AI management is your new superpower

Here's the thing: The key to success working with AI is efficiently telling the AI what you want. AI systems are increasingly capable of finishing tasks that would take a human hours to do. Being good at delegation but also knowing what and when to delegate to AI becomes increasingly valuable

Let's unpack that:

  • If you can explain what you need, give effective feedback, and design ways of evaluating work, you are going to be able to work with agents...and consequently have an army of superintelligent agents at your disposal.
  • Traditional management has always come from a scarcity mindset. Delegate because you can’t do everything yourself, and because talent is limited and expensive. AI changes that equation. Now the resources are abundant and cheap and the scarcity lies in knowing what to ask for, and how to ask for it.
  • If you have spent years learning how to frame problems in your field of expertise. If you can define deliverables, and recognise when a financial forecast feels off...that mental model now becomes the foundation for your prompt. Your soft skills are now more valuable than ever

If you remember nothing else: The future of work might be uncertain, but in that uncertainty lies massive opportunity. The winners of the future will be the ones who know what good and great looks like - and can explain it clearly enough that an AI system can deliver it.

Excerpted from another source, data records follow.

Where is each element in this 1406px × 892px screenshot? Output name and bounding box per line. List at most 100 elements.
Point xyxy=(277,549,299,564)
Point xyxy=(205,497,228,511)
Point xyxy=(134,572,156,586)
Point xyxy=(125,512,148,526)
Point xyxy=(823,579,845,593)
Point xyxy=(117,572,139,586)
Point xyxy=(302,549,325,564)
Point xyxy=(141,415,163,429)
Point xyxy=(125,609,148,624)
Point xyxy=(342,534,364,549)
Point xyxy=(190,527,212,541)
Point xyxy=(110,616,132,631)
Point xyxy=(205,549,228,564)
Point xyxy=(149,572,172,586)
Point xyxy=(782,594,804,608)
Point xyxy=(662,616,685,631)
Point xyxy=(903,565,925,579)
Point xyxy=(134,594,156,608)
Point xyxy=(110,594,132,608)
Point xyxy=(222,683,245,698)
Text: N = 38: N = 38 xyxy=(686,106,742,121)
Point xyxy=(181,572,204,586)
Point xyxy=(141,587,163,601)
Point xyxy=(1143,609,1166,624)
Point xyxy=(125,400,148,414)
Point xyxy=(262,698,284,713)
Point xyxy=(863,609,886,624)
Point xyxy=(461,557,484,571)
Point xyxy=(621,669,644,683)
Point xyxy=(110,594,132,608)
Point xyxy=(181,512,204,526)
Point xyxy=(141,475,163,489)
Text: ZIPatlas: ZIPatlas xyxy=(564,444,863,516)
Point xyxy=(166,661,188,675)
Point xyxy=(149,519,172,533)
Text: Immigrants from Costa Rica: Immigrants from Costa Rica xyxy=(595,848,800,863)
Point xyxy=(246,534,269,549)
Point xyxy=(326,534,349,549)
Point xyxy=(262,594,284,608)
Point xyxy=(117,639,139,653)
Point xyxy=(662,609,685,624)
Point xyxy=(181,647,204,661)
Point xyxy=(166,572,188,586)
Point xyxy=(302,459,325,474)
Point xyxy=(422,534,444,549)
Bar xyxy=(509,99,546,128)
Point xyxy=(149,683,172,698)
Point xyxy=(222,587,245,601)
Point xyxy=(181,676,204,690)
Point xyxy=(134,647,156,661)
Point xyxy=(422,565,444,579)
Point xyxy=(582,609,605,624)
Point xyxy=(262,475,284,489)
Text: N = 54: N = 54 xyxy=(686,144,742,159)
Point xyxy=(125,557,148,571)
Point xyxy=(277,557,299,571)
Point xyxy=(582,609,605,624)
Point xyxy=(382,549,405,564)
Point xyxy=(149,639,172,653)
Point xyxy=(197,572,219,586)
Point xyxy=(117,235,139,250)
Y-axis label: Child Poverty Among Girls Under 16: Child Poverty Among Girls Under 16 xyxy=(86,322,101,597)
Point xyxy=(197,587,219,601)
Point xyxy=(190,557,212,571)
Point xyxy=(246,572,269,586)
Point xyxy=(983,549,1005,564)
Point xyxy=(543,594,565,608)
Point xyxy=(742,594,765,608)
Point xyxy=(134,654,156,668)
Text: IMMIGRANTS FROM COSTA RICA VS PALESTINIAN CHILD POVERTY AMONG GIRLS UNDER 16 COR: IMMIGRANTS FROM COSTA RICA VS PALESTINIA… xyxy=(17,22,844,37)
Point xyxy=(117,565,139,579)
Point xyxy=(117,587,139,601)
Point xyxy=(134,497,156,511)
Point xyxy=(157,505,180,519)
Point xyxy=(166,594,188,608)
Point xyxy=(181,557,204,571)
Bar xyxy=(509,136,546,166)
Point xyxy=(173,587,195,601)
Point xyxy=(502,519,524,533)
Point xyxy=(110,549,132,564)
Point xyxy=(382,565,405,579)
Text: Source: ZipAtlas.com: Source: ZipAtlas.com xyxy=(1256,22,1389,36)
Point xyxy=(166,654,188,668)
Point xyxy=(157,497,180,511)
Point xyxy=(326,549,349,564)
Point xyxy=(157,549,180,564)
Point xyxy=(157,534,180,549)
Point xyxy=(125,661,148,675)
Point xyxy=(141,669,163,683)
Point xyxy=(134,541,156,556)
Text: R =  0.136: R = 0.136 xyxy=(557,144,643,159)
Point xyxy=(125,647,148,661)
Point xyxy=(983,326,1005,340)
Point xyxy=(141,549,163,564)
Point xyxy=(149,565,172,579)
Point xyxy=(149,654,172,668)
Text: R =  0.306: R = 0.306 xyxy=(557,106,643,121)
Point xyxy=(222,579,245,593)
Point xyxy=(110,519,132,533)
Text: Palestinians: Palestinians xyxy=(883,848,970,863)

Why you should care about a viral crab

Here's the thing: The crab in question is...scratch that...was called Clawdbot. Not to be confused with Claude hence a legally enforced name change to Moltbot. It's an open-source AI assistant that has access to your whatsapp, email, browser etc. and can essentially act as an autonomous colleague/employee.

Let's unpack that:

  • Unlike cloud-locked ChatGPT or Claude, Clawdbot lives on your hardware (or a $5 AWS instance). It remembers everything and can build new capabilities for itself. Want voice responses? You can ask it to add ElevenLabs text-to-speech and it'll research the API, generate test voices, and let you pick one. Now you're Tony Stark with your own F.R.I.D.A.Y (kinda).
  • This is what “recursive self-improvement” looks like in practice: AI agents that modify themselves and learn without human intervention.
  • Excited? You should be. Approriately terrified? You should be that too. If you've watched the series Next you'll know this is how the world ends. (Joke...kinda)

If you remember nothing else: Moltbot is an exciting step forward that gives you the power to have an army of tireless agents working for you. The problem is there's no secure way to give an AI agent full shell access to your computer while connecting it to the internet. By all means check it out and try it but maybe brush up on the basics of cybersecurity first.